Corpus Christi will build a $757 million desalination plant after the City Council agreed to connect the facility to the state electric grid and seek additional state and federal funding.
The project will remove salt from 30 million gallons of seawater to increase drought resiliency. The desalination plant is part of an ongoing effort to provide a reliable water source to 500,000 residents in the state’s Coastal Bend region. Extended dry conditions dropped local reservoir levels nearly to 40% capacity in 2023. The conditions prompted Corpus Christi to keep water restrictions enacted in 2022 in place.
The city will apply for two grants to support the project – a $535.1 million loan from the State Water Implementation Fund (SWIFT) and federal funding from the U.S. Bureau of Reclamation (Reclamation) grant programs.
Texas lawmakers created SWIFT in 2013 to provide affordable and ongoing financial assistance for projects in the state’s water plan via low-interest loans, extended repayment terms and other favorable terms. To date, the program has provided $11.5 billion to fund state water projects.

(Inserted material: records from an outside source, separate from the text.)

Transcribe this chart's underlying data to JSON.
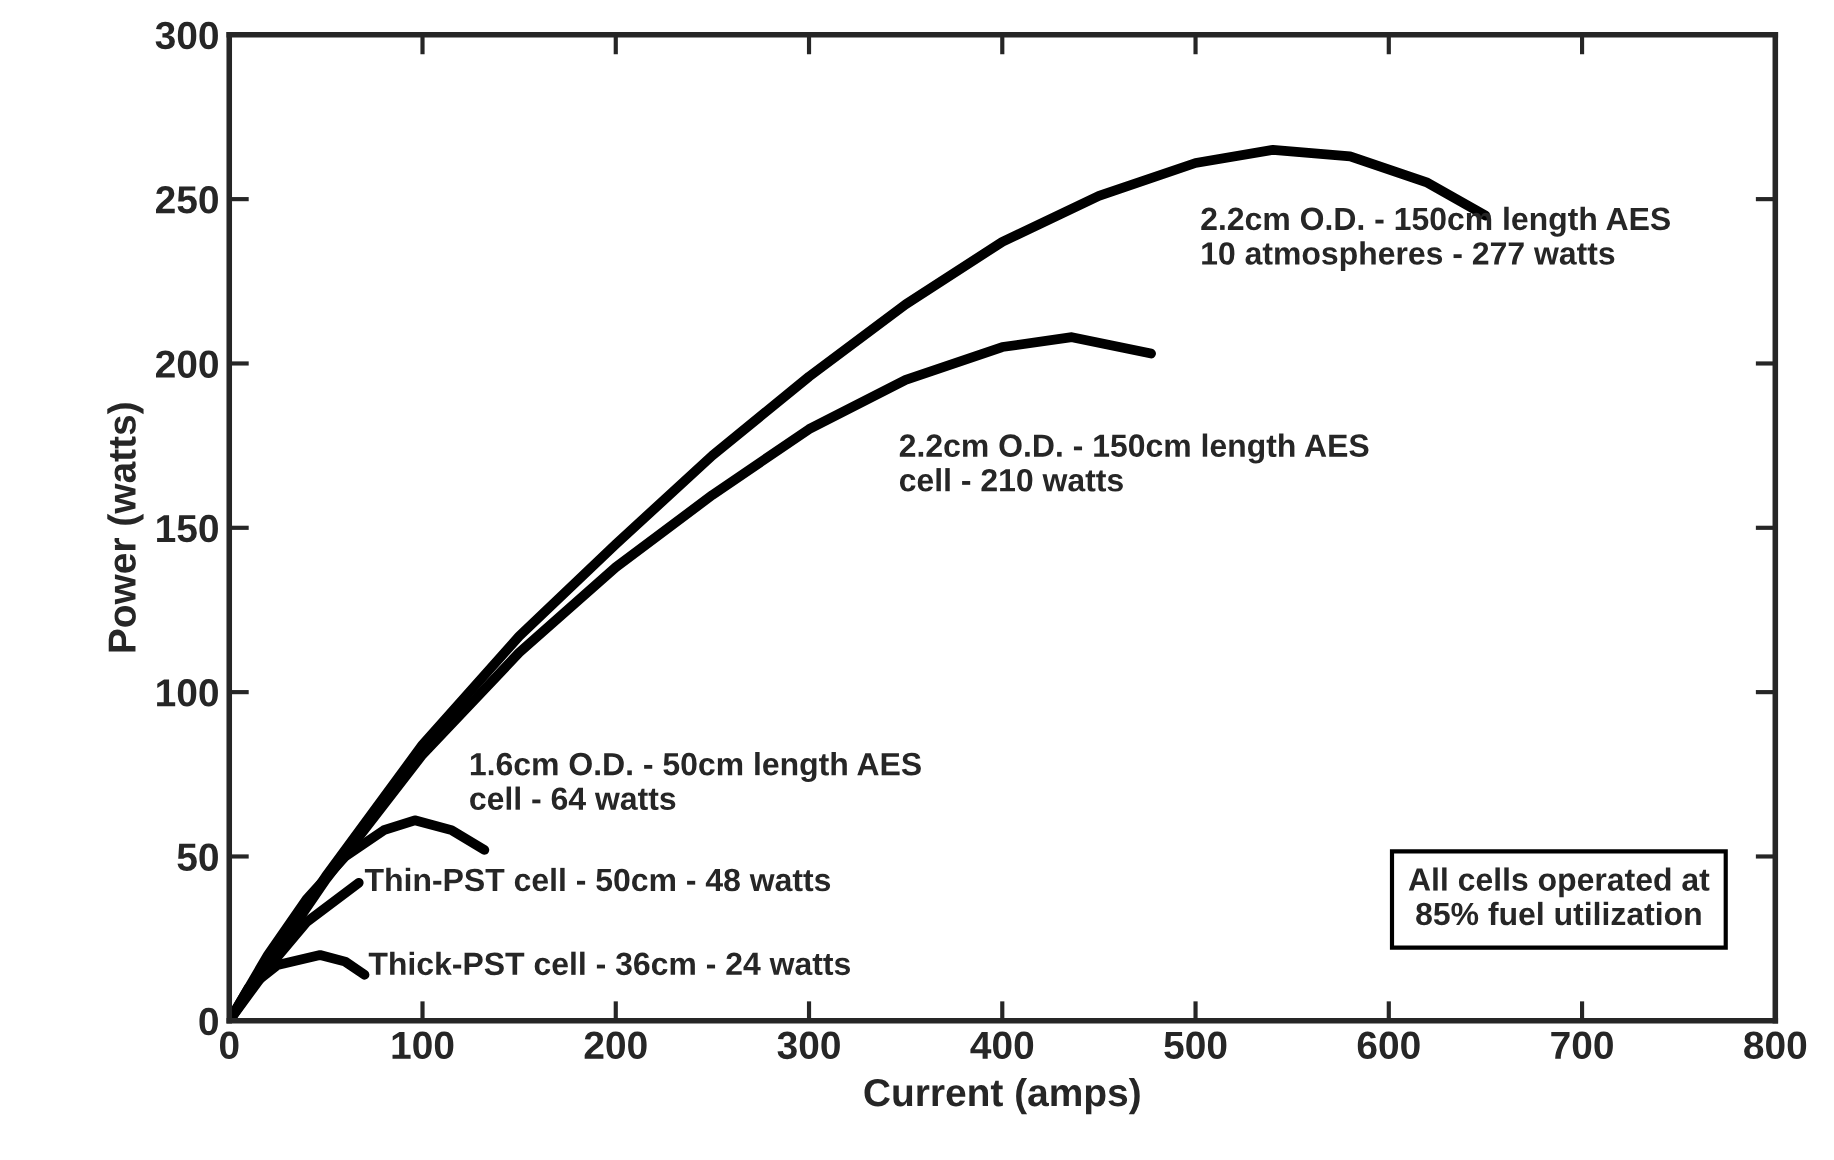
{
  "chart_data": {
    "type": "line",
    "xlabel": "Current (amps)",
    "ylabel": "Power (watts)",
    "xlim": [
      0,
      800
    ],
    "xticks": [
      0,
      100,
      200,
      300,
      400,
      500,
      600,
      700,
      800
    ],
    "ylim": [
      0,
      300
    ],
    "yticks": [
      0,
      50,
      100,
      150,
      200,
      250,
      300
    ],
    "grid": false,
    "legend": false,
    "marker": "none",
    "line_style": "solid",
    "series": [
      {
        "color": "#000000",
        "x": [
          0,
          25,
          50,
          100,
          150,
          200,
          250,
          300,
          350,
          400,
          450,
          500,
          540,
          580,
          620,
          650
        ],
        "values": [
          0,
          22,
          44,
          84,
          117,
          145,
          172,
          196,
          218,
          237,
          251,
          261,
          265,
          263,
          255,
          245
        ]
      },
      {
        "color": "#000000",
        "x": [
          0,
          50,
          100,
          150,
          200,
          250,
          300,
          350,
          400,
          436,
          477
        ],
        "values": [
          0,
          43,
          81,
          112,
          138,
          160,
          180,
          195,
          205,
          208,
          203
        ]
      },
      {
        "color": "#000000",
        "x": [
          0,
          20,
          40,
          60,
          80,
          96,
          115,
          132
        ],
        "values": [
          0,
          20,
          37,
          50,
          58,
          61,
          58,
          52
        ]
      },
      {
        "color": "#000000",
        "x": [
          0,
          20,
          40,
          67
        ],
        "values": [
          0,
          16,
          30,
          42
        ]
      },
      {
        "color": "#000000",
        "x": [
          0,
          10,
          25,
          47,
          60,
          70
        ],
        "values": [
          0,
          10,
          17,
          20,
          18,
          14
        ]
      }
    ],
    "annotations": [
      "2.2cm O.D. - 150cm length AES\n10 atmospheres - 277 watts",
      "2.2cm O.D. - 150cm length AES\ncell - 210 watts",
      "1.6cm O.D. - 50cm length AES\ncell - 64 watts",
      "Thin-PST cell - 50cm - 48 watts",
      "Thick-PST cell - 36cm - 24 watts",
      "All cells operated at\n85% fuel utilization"
    ]
  }
}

The federal Bureau of Reclamation can provide up to 25% of the cost of planning and construction, ranging between $30 million to $180 million, for projects that help communities develop drought-resistant water supply sources.

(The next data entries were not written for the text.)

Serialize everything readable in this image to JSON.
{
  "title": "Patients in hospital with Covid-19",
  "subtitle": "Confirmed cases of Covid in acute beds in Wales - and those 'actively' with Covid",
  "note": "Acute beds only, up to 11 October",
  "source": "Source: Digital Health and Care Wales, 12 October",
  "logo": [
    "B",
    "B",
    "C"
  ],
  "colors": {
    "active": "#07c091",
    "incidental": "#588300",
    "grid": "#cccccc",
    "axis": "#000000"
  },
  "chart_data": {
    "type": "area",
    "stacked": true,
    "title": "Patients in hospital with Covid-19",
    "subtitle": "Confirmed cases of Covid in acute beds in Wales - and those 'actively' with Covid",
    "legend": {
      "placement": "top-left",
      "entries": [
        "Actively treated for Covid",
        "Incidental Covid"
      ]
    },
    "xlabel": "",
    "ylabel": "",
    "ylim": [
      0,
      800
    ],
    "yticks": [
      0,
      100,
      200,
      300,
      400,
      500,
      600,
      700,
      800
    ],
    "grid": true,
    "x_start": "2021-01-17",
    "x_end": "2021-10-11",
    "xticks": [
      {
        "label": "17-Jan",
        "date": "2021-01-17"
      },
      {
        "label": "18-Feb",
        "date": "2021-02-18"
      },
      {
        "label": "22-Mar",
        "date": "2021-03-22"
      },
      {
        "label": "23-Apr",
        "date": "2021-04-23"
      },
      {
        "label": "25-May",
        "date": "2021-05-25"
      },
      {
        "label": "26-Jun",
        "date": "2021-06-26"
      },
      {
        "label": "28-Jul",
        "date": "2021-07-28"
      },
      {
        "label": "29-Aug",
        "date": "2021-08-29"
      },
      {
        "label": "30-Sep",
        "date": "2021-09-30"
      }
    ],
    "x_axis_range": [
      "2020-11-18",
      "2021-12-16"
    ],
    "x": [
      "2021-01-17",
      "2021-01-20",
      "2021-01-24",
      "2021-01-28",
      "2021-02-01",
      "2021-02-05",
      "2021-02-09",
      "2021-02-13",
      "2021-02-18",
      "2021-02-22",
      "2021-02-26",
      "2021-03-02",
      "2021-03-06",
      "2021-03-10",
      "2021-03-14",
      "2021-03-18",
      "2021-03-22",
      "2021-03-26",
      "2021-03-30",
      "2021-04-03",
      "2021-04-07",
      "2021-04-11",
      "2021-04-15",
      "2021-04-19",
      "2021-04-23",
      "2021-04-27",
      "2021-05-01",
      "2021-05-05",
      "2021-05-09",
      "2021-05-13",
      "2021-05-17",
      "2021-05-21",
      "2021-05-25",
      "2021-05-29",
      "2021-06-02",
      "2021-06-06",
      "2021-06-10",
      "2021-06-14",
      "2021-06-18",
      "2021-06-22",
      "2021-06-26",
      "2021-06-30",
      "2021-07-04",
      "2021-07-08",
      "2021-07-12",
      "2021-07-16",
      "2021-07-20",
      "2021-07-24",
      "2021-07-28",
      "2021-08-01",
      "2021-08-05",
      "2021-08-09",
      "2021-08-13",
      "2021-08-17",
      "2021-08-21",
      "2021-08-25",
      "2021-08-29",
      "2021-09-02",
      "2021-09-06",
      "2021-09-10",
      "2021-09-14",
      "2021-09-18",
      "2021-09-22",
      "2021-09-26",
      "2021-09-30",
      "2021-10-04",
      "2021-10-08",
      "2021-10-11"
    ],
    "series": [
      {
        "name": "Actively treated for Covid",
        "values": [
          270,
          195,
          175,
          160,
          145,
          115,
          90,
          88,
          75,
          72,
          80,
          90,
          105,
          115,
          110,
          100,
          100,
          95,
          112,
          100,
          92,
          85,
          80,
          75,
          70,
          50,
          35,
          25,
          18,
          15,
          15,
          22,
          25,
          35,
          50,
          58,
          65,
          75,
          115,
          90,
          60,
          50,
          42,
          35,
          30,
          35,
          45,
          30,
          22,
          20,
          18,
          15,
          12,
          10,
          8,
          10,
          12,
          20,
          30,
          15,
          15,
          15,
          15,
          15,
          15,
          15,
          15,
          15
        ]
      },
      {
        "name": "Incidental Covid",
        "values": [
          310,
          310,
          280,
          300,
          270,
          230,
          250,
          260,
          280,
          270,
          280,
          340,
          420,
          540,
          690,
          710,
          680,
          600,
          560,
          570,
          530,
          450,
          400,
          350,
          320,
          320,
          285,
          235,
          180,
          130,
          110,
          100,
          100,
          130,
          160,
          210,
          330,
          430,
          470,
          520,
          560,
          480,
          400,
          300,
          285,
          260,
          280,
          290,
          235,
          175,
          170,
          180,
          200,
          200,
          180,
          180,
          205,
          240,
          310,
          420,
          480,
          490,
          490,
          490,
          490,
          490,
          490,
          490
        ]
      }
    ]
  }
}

City officials also approved $3 million to build a transmission line and substation to connect the desalination plant to the state’s electric grid. The project has an estimated $16.7 million cost. Neighboring American Electric Power (AEP) customers would also use the infrastructure, according to city officials, meaning that Corpus Christi would only have to pay one-fifth of the project’s total construction costs.

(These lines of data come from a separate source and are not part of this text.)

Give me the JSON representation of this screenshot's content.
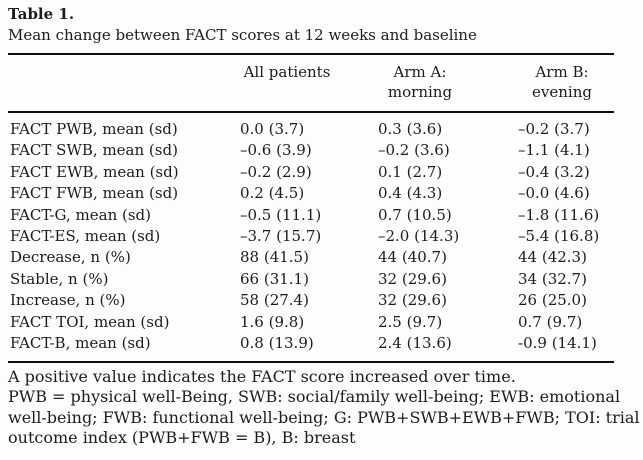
{
  "page": {
    "title": "Table 1.",
    "caption": "Mean change between FACT scores at 12 weeks and baseline"
  },
  "table": {
    "column_headers": {
      "all_patients": "All patients",
      "arm_a": [
        "Arm A:",
        "morning"
      ],
      "arm_b": [
        "Arm B:",
        "evening"
      ]
    },
    "rows": [
      {
        "label": "FACT PWB, mean (sd)",
        "all_patients": "0.0 (3.7)",
        "arm_a": "0.3 (3.6)",
        "arm_b": "–0.2 (3.7)"
      },
      {
        "label": "FACT SWB, mean (sd)",
        "all_patients": "–0.6 (3.9)",
        "arm_a": "–0.2 (3.6)",
        "arm_b": "–1.1 (4.1)"
      },
      {
        "label": "FACT EWB, mean (sd)",
        "all_patients": "–0.2 (2.9)",
        "arm_a": "0.1 (2.7)",
        "arm_b": "–0.4 (3.2)"
      },
      {
        "label": "FACT FWB, mean (sd)",
        "all_patients": "0.2 (4.5)",
        "arm_a": "0.4 (4.3)",
        "arm_b": "–0.0 (4.6)"
      },
      {
        "label": "FACT-G, mean (sd)",
        "all_patients": "–0.5 (11.1)",
        "arm_a": "0.7 (10.5)",
        "arm_b": "–1.8 (11.6)"
      },
      {
        "label": "FACT-ES, mean (sd)",
        "all_patients": "–3.7 (15.7)",
        "arm_a": "–2.0 (14.3)",
        "arm_b": "–5.4 (16.8)"
      },
      {
        "label": "Decrease, n (%)",
        "all_patients": "88 (41.5)",
        "arm_a": "44 (40.7)",
        "arm_b": "44 (42.3)"
      },
      {
        "label": "Stable, n (%)",
        "all_patients": "66 (31.1)",
        "arm_a": "32 (29.6)",
        "arm_b": "34 (32.7)"
      },
      {
        "label": "Increase, n (%)",
        "all_patients": "58 (27.4)",
        "arm_a": "32 (29.6)",
        "arm_b": "26 (25.0)"
      },
      {
        "label": "FACT TOI, mean (sd)",
        "all_patients": "1.6 (9.8)",
        "arm_a": "2.5 (9.7)",
        "arm_b": "0.7 (9.7)"
      },
      {
        "label": "FACT-B, mean (sd)",
        "all_patients": "0.8 (13.9)",
        "arm_a": "2.4 (13.6)",
        "arm_b": "-0.9 (14.1)"
      }
    ]
  },
  "footnotes": {
    "lines": [
      "A positive value indicates the FACT score increased over time.",
      "PWB = physical well-Being, SWB: social/family well-being; EWB: emotional",
      "well-being; FWB: functional well-being; G: PWB+SWB+EWB+FWB; TOI: trial",
      "outcome index (PWB+FWB = B), B: breast"
    ]
  },
  "colors": {
    "text": "#1c1c1e",
    "rule": "#0d0d0d",
    "background": "#fdfdfc"
  }
}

The suite of desalination actions follows a December 2023 greenlight from the Texas Commission on Environmental Quality (TCEQ). TCEQ’s approval granted a draft discharge permit — the second of two TCEQ approvals the project needed to secure the facility after securing a Water Rights permit in October.
“This is a critical milestone in the City’s quest to secure an affordable, environmentally sustainable, and drought-proof water supply for our region,” Mayor Paulette Guajardo said in a release following a December TCEQ permit approval.